= Santa della Pietà =

Italian musician

Santa (also known as Sanza or Samaritana) della Pietà (fl. ca. 1725 – ca. 1750, died after 1774) was an Italian singer, composer, and violinist. She grew up as a foundling in the Ospedale della Pietà, where she received a full musical education. She studied violin with Anna Maria della Pietà, and succeeded her as director of the school orchestra around 1740. She is known to have performed at least six of the violin concertos composed for Anna Maria della Pietà by Vivaldi.

== Life ==
A foundling admitted in infancy to the Ospedale della Pietà, della Pietà received a full grounding in music from early childhood at the coro, or music school, attached to the convent.

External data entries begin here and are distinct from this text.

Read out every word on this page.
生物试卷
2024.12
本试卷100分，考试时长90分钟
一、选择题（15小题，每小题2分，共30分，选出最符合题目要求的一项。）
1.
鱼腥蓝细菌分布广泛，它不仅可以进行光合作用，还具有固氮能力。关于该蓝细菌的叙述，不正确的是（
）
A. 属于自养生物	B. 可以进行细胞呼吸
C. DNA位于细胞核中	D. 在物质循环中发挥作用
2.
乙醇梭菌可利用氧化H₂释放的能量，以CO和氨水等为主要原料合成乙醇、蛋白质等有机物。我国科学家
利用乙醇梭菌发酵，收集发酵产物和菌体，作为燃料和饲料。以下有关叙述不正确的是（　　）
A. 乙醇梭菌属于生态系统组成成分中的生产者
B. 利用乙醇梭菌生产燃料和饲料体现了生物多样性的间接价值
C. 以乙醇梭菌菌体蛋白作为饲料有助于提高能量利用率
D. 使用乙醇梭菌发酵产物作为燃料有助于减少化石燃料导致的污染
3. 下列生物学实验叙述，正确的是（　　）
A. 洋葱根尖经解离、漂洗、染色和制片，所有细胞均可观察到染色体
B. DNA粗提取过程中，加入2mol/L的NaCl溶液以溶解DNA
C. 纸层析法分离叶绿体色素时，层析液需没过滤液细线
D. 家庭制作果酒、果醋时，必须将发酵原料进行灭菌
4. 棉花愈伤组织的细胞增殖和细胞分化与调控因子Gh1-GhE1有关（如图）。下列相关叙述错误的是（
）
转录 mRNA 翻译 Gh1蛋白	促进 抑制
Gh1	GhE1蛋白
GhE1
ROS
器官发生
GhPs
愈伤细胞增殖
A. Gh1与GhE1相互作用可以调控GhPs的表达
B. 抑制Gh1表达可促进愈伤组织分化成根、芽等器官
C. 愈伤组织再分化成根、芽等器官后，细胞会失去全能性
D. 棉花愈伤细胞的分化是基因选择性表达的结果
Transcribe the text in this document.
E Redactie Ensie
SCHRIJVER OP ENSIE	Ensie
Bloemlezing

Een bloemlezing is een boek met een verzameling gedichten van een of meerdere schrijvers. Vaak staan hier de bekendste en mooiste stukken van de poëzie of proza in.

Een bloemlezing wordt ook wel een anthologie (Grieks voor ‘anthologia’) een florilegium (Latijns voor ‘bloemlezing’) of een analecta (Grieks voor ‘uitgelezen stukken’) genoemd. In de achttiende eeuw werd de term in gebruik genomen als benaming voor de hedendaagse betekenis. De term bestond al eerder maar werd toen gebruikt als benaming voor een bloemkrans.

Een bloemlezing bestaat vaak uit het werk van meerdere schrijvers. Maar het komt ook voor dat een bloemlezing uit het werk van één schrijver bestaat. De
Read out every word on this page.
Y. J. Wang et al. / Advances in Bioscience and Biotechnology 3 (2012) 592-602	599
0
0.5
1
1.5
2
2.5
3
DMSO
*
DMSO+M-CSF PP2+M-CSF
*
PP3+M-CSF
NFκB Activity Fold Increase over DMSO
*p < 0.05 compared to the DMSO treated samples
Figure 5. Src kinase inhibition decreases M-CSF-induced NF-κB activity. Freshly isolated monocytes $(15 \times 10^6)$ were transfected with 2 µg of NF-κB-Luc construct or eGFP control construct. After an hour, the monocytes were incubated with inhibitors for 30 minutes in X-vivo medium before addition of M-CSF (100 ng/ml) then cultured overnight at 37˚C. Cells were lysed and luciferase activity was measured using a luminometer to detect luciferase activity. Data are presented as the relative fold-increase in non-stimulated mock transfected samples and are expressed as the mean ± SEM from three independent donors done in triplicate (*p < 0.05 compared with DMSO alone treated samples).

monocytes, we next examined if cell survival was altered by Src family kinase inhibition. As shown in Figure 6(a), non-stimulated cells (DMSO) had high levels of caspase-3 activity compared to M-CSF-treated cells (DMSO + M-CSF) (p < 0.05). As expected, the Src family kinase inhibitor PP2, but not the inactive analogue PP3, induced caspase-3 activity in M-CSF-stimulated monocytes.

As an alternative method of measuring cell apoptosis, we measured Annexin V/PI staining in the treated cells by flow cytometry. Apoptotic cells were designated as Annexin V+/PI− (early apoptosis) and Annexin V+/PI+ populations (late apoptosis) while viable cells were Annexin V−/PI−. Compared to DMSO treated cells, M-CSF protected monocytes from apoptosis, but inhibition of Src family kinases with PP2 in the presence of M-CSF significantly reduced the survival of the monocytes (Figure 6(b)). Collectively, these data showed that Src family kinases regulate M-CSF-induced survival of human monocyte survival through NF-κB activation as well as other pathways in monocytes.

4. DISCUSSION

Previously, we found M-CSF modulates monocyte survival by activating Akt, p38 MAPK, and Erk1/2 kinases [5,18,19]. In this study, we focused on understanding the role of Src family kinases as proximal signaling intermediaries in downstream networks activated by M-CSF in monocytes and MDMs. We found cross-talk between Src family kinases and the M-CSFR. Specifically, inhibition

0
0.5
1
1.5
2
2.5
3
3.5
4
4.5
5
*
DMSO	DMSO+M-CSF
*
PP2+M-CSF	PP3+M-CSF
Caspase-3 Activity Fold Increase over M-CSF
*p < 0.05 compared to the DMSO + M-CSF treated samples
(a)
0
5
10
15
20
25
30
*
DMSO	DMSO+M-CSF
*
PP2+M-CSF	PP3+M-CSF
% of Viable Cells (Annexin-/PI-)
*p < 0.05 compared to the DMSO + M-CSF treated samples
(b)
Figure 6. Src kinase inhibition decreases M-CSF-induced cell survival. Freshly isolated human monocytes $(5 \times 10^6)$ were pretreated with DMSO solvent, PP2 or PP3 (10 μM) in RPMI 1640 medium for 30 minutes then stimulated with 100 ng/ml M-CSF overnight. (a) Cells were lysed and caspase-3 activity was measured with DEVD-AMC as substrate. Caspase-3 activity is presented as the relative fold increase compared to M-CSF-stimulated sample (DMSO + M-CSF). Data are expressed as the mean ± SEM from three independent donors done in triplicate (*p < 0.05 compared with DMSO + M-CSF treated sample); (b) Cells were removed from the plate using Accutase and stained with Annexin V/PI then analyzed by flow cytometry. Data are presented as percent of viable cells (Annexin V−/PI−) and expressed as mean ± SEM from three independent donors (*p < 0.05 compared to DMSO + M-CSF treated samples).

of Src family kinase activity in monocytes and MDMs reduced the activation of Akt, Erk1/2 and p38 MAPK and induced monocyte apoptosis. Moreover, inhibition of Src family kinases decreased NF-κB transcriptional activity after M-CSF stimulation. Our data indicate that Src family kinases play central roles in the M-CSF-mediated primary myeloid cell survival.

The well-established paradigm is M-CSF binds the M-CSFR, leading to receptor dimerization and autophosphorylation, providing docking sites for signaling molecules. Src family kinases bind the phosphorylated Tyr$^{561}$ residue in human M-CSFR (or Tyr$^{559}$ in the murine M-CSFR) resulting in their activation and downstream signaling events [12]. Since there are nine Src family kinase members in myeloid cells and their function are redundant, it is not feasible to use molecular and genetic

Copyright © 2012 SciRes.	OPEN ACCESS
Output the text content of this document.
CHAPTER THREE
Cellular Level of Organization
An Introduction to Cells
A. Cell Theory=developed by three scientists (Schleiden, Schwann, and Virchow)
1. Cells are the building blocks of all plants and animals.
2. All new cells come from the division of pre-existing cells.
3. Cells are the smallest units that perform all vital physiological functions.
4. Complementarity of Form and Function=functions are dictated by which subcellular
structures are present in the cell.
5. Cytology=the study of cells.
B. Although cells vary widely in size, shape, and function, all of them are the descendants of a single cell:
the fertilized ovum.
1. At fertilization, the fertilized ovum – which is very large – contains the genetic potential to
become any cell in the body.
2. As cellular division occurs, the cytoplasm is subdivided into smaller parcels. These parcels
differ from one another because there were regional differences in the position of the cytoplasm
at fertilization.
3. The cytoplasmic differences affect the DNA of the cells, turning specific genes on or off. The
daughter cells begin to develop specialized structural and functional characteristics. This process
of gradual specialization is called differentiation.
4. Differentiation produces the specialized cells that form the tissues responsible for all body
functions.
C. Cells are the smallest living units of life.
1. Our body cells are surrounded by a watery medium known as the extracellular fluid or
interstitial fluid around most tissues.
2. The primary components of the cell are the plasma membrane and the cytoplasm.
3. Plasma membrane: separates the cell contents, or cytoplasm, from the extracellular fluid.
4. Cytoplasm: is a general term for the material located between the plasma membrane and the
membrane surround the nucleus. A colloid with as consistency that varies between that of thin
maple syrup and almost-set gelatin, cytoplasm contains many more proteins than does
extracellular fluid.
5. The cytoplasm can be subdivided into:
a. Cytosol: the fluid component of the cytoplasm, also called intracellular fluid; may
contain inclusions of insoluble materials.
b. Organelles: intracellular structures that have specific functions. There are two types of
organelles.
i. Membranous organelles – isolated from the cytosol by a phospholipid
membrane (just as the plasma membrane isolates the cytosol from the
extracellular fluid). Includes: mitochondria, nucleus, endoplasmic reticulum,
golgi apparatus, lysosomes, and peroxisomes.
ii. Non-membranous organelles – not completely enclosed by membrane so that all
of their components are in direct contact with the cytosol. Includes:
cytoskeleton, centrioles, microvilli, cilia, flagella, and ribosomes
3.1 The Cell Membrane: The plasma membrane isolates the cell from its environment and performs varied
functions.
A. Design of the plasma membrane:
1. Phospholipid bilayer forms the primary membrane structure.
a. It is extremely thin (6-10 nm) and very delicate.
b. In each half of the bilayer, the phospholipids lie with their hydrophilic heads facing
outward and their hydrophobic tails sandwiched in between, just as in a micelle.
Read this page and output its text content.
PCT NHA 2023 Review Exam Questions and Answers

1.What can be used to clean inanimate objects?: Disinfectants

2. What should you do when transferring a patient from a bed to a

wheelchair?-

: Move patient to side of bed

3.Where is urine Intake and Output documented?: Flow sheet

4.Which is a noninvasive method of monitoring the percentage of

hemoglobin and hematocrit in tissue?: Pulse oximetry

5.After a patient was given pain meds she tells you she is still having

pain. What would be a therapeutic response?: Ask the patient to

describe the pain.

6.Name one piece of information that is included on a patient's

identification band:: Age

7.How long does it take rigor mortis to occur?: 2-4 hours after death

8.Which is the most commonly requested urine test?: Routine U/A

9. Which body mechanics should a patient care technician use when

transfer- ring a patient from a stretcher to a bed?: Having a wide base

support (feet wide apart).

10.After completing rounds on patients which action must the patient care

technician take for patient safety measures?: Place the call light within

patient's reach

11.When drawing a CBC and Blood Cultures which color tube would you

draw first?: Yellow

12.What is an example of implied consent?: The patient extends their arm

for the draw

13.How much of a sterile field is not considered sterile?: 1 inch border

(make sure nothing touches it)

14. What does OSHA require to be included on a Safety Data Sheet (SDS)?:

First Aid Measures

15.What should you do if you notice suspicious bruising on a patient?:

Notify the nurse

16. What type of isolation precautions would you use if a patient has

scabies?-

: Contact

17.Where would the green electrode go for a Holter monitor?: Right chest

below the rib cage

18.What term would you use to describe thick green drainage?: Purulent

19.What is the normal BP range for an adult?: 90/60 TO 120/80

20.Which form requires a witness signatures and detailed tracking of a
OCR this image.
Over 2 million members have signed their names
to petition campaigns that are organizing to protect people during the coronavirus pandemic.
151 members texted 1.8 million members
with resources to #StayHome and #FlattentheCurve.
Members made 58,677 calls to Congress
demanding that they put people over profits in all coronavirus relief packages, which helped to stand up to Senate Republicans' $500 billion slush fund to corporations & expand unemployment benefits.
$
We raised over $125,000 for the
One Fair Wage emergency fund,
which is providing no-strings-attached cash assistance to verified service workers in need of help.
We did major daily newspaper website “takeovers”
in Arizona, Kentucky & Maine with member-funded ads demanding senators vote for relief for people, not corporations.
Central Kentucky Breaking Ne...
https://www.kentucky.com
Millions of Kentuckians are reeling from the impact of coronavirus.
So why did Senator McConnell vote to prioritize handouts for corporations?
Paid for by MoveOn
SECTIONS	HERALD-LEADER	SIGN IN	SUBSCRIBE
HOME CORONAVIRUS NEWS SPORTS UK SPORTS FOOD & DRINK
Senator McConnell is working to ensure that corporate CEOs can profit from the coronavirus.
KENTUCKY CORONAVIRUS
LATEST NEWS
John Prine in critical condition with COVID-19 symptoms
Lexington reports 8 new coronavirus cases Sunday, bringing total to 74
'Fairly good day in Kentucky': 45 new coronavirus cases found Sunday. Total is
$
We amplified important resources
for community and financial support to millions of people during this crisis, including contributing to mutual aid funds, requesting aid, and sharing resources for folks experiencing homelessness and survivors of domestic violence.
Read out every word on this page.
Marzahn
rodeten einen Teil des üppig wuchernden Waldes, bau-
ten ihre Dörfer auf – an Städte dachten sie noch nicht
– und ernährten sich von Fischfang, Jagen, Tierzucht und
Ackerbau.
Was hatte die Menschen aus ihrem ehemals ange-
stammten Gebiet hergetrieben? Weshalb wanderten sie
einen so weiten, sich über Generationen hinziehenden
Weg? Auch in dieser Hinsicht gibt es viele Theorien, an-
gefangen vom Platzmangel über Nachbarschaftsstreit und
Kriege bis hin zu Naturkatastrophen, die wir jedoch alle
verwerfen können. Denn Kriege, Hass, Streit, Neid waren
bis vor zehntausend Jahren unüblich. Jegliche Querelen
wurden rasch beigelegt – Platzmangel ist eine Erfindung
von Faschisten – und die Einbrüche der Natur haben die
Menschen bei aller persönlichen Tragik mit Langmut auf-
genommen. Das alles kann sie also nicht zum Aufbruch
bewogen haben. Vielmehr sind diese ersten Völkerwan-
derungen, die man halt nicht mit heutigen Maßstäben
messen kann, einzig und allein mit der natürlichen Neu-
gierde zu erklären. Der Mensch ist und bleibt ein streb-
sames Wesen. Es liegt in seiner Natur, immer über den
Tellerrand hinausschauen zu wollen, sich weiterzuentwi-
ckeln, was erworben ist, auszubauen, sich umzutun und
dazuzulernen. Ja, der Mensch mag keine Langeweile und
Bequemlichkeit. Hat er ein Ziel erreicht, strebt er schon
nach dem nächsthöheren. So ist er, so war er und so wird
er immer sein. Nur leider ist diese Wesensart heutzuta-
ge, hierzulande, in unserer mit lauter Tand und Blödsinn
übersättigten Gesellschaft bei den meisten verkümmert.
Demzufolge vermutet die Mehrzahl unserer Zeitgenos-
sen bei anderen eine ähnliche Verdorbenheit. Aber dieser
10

She is known to have been a contralto soloist, violinist, and composer during the tenures of Giovanni Porta, Nicola Porpora, and Andrea Bernasconi as heads of the school. She is also known to have studied violin with Anna Maria della Pietà (also named ″Anna Maria dal violin″) and to have succeeded her as director of the school orchestra around 1740; at this time, she performed at least six of the concertos written by Antonio Vivaldi for Anna Maria. One piece by Santa, a setting of the Vespers Psalm 113 in D, survives.

Along with Agata and Michielina della Pietà, Santa della Pietà was one of three foundlings resident at the Ospedale to become a composer later in life. Nothing further is known about her.